A Hydrodynamic Model of Alfv\'enic Wave Heating in a Coronal Loop and its Chromospheric Footpoints

TL;DR

This study models Alfvénic wave propagation and dissipation in coronal loops, revealing how travel times and plasma ionization influence energy deposition and chromospheric heating, advancing understanding of wave-based coronal heating mechanisms.

Contribution

It introduces a ray tracing method for wave propagation in hydrodynamic simulations, removing the instant propagation assumption and analyzing its effects on loop dynamics.

Findings

Ionization level critically affects wave dissipation location and rate.

Long-duration waves penetrate deeper into the chromosphere, creating a pressure front.

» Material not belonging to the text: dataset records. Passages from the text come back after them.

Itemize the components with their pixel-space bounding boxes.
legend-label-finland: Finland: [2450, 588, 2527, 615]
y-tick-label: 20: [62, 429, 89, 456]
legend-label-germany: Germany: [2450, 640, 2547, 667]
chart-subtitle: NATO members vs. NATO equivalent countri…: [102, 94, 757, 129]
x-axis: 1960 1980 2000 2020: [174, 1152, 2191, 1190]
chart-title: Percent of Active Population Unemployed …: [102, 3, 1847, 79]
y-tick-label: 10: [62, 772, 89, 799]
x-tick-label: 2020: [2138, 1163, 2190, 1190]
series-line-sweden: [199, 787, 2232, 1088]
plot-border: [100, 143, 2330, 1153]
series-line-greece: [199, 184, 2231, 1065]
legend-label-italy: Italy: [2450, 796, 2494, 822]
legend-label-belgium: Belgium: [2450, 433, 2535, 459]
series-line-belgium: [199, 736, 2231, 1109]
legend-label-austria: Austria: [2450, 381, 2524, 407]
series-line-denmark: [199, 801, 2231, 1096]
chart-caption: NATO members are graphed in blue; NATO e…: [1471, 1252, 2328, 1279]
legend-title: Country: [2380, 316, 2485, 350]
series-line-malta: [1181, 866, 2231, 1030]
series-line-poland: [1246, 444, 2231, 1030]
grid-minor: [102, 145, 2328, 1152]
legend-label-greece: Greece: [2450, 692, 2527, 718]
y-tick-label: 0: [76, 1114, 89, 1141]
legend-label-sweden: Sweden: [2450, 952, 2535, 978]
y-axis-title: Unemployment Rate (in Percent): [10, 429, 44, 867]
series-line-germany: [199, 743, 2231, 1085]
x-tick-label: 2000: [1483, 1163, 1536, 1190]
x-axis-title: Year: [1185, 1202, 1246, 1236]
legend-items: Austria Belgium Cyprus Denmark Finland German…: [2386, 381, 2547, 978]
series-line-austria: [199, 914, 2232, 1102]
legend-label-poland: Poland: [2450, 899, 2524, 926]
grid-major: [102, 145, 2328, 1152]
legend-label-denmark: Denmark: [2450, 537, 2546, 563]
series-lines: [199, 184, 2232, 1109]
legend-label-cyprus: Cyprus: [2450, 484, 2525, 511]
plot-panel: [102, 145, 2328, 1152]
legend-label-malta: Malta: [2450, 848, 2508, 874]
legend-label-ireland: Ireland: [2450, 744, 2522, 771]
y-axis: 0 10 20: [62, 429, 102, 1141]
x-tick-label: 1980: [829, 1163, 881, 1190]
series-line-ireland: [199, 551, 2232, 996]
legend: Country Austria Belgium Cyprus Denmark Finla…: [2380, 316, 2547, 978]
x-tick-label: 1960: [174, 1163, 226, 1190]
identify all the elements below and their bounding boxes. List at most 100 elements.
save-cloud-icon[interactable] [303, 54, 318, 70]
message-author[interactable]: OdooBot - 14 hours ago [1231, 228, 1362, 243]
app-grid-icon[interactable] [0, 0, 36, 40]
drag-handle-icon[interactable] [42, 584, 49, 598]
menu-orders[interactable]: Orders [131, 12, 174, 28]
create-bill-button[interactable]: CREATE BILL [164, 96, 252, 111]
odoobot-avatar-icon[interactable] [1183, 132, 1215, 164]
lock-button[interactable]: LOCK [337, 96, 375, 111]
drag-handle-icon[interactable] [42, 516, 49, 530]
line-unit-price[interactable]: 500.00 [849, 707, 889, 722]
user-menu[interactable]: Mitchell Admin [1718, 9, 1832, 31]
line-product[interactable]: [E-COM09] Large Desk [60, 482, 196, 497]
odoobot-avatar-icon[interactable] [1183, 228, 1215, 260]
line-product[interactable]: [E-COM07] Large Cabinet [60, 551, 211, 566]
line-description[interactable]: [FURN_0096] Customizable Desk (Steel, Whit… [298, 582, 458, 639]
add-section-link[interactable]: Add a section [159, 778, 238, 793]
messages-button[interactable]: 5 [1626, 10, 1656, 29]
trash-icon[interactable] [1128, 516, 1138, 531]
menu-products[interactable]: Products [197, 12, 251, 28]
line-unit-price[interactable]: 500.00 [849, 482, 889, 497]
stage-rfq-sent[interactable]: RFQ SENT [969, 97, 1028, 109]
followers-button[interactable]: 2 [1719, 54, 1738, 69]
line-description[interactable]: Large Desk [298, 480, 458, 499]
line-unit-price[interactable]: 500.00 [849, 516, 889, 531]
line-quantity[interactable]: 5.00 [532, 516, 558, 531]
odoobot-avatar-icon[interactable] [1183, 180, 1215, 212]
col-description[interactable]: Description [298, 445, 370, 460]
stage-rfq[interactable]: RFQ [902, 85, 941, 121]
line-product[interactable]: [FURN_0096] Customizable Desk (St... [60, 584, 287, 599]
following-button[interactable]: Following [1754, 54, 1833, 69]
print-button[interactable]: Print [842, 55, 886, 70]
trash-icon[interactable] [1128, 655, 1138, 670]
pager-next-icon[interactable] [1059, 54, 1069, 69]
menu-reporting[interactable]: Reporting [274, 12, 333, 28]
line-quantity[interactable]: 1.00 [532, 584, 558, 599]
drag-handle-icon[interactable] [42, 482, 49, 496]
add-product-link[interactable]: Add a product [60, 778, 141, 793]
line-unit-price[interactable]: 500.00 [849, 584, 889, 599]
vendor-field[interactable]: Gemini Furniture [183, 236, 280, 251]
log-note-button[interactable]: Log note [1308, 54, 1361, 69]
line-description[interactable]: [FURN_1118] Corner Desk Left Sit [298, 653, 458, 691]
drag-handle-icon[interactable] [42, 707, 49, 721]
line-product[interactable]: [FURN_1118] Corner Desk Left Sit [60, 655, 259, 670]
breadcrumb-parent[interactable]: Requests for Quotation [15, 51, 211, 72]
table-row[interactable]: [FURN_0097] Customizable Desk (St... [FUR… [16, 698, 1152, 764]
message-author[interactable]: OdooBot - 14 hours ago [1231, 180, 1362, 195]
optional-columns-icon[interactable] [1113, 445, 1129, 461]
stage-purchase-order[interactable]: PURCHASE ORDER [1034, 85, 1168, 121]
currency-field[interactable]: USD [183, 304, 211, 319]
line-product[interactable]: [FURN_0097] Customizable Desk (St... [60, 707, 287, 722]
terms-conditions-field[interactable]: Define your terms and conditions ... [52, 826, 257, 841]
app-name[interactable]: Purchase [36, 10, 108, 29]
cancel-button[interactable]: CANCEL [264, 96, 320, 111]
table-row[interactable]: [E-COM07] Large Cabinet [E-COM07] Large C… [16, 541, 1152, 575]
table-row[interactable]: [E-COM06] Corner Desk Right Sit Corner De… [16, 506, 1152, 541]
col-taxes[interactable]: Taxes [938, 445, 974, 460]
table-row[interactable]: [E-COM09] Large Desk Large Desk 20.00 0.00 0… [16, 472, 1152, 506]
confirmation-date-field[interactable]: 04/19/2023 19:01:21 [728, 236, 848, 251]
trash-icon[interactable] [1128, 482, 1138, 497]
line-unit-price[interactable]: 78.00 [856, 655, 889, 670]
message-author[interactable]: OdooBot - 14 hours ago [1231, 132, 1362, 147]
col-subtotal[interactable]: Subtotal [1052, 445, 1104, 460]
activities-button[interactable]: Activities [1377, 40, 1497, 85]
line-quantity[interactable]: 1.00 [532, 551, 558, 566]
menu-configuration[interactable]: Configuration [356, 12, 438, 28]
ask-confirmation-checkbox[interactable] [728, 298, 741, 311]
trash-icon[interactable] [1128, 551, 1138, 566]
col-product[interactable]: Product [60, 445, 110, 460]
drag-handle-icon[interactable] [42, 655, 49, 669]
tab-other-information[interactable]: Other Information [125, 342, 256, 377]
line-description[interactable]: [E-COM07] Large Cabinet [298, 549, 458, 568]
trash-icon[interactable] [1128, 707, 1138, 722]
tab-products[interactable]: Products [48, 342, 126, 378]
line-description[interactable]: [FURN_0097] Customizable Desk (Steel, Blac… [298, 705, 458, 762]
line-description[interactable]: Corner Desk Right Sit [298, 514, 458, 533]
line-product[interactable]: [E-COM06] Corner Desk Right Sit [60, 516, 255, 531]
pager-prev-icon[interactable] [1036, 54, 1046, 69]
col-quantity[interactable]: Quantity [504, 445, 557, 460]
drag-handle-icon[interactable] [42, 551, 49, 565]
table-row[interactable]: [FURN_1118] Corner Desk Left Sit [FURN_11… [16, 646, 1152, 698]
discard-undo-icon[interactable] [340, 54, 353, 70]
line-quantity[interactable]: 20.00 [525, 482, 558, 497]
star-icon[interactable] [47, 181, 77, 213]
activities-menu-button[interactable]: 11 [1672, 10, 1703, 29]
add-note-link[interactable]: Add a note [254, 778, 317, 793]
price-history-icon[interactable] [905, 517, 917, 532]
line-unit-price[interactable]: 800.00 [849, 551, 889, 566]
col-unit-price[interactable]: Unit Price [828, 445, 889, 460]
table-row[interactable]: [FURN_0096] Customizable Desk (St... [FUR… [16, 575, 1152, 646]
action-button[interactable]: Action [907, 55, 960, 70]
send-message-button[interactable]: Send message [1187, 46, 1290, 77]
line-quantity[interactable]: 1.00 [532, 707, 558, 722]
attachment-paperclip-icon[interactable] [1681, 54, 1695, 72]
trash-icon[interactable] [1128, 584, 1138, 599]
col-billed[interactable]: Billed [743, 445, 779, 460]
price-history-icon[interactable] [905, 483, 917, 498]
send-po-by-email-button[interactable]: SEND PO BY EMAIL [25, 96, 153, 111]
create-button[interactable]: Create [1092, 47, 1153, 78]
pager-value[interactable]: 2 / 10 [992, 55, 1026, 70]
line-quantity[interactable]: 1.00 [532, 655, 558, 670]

Wave dissipation drives a pressure front propagating deeper, unlike electron beam heating.

Abstract

Alfv\'enic waves have been proposed as an important energy transport mechanism in coronal loops, capable of delivering energy to both the corona and chromosphere and giving rise to many observed features, of flaring and quiescent regions. In previous work, we established that resistive dissipation of waves (ambipolar diffusion) can drive strong chromospheric heating and evaporation, capable of producing flaring signatures. However, that model was based on a simplified assumption that the waves propagate instantly to the chromosphere, an assumption which the current work removes. Via a ray tracing method, we have implemented traveling waves in a field-aligned hydrodynamic simulation that dissipate locally as they propagate along the field line. We compare this method to and validate against the magnetohydrodynamics code Lare3D. We then examine the importance of travel times to the dynamics of the loop evolution, finding that (1) the ionization level of the plasma plays a critical role in determining the location and rate at which waves dissipate; (2) long duration waves effectively bore a hole into the chromosphere, allowing subsequent waves to penetrate deeper than previously expected, unlike an electron beam whose energy deposition rises in height as evaporation reduces the mean-free paths of the electrons; (3) the dissipation of these waves drives a pressure front that propagates to deeper depths, unlike energy deposition by an electron beam.